The MCP Security Challenge

Bar Shalom highlighted Model Control Protocol (MCP) servers as an emerging threat vector. These systems replace traditional APIs as connectors between AI applications and enterprise systems like SAP. The security challenge lies in verifying that open-source MCP servers perform only their declared functions without hidden malicious capabilities.

« We need to analyze the code as well in order to see that the intent is equal to the code that the MCP is using » Bar Shalom explained, emphasizing the need for comprehensive MCP security auditing procedures.

Multimodal Threat Evolution

The keynote concluded with a practical demonstration of prompt injection through a seemingly innocent email containing hidden white text instructions. This attack vector becomes exponentially more dangerous in multimodal AI environments.

Bar Shalom painted a concerning picture of future attack surfaces: « Imagine that we are going to have multimodal. I'm going to have my glasses with camera and they're going to see the context of the environment... Someone can put a sticker in the road and I'm going to... they are going to use it as a prompt injection »

This scenario illustrates how physical world elements—stickers, signs, or visual cues—could serve as prompt injection vectors in augmented reality and computer vision systems.

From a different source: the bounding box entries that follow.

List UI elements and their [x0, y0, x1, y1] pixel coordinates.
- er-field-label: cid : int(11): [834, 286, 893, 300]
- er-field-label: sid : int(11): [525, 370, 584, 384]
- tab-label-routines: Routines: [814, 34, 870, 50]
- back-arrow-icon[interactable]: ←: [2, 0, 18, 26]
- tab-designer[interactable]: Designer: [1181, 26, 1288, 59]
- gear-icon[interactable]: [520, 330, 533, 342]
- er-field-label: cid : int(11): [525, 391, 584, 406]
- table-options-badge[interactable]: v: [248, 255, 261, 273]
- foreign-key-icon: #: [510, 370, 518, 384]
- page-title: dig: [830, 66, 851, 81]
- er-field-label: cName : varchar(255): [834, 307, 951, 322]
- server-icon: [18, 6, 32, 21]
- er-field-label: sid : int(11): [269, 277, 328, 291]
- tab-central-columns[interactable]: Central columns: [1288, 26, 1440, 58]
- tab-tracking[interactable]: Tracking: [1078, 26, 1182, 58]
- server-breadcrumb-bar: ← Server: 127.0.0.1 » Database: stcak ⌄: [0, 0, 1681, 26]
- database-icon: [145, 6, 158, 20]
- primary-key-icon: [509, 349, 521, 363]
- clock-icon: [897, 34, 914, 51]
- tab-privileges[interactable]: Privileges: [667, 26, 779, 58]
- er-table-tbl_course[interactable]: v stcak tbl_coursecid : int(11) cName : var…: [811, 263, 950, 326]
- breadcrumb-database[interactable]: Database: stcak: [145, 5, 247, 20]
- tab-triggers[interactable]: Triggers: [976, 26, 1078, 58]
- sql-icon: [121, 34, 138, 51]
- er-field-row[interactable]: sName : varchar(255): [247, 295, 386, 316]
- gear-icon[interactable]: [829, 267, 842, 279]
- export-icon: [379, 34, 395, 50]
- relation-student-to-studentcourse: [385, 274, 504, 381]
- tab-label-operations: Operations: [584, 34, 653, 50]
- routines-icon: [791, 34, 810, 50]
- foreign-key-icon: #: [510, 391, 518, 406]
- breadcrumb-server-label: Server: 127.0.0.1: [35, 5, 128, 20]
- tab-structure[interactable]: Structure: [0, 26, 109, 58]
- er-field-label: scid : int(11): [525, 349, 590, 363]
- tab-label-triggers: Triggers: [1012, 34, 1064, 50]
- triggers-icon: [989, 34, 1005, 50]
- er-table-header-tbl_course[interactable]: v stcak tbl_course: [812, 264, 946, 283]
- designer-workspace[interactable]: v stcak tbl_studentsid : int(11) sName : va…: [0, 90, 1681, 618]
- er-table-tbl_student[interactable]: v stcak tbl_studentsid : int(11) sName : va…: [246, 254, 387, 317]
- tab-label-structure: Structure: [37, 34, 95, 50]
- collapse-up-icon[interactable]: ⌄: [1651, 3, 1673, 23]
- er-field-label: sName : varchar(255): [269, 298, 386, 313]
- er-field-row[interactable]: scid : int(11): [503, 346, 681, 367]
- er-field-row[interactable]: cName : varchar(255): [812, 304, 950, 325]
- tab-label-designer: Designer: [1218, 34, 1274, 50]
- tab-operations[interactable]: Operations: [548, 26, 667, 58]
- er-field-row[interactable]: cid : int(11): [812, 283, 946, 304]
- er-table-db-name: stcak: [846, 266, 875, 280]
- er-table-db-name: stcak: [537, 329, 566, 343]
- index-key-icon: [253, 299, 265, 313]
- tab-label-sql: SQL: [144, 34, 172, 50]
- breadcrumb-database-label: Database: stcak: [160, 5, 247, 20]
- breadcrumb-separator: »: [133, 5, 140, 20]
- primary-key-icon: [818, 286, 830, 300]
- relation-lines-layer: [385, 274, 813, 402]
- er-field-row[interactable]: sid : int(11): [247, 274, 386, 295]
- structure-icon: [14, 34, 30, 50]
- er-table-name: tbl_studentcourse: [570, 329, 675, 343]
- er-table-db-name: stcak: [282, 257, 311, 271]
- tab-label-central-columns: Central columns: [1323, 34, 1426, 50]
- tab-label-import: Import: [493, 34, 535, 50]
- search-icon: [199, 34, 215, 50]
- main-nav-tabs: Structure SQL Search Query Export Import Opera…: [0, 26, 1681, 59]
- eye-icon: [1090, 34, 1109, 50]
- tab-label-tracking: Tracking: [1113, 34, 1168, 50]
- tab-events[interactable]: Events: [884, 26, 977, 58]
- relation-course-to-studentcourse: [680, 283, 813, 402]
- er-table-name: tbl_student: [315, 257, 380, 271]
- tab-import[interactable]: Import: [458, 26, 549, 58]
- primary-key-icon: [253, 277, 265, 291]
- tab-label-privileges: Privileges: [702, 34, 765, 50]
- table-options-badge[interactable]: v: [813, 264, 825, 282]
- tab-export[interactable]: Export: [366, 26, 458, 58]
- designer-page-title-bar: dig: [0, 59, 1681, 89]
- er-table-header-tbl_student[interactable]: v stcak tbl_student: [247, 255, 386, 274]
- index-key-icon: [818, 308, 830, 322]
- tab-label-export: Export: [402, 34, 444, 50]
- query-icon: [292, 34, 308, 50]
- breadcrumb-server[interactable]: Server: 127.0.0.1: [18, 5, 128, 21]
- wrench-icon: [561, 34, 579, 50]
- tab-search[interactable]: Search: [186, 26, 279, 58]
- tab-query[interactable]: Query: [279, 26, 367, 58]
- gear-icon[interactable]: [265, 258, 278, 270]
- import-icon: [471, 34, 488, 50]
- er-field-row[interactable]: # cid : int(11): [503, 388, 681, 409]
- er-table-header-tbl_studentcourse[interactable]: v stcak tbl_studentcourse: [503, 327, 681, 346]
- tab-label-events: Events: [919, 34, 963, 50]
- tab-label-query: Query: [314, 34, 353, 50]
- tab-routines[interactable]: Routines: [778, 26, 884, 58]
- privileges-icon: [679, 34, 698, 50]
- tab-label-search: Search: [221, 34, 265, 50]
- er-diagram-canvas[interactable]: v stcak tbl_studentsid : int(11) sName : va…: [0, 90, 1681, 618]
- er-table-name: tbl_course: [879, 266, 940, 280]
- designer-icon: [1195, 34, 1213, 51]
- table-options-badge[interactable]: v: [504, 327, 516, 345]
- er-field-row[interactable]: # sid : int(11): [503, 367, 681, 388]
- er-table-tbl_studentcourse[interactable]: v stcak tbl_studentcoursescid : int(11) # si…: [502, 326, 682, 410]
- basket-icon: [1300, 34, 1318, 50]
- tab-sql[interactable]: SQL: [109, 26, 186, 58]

Strategic Implications for Swiss Enterprise

The keynote revealed that while AI adoption accelerates (90% of enterprises according to McKinsey), organizational confidence in AI security continues declining. This creates a critical gap between AI deployment velocity and security preparedness, particularly relevant for Swiss companies operating under stringent data protection requirements.

Bar Shalom emphasized that many security risks predate generative AI but are now amplified by AI capabilities. Swiss enterprises must develop comprehensive AI governance frameworks that address both traditional cybersecurity concerns and emerging AI-specific threats while maintaining compliance with European data protection standards.

The interactive Q&A portion of the keynote highlighted the urgent need for executive-level understanding of these evolving threat landscapes. As Bar Shalom concluded, these threats are « not the future, it's happening right now » requiring immediate organizational response and strategic planning.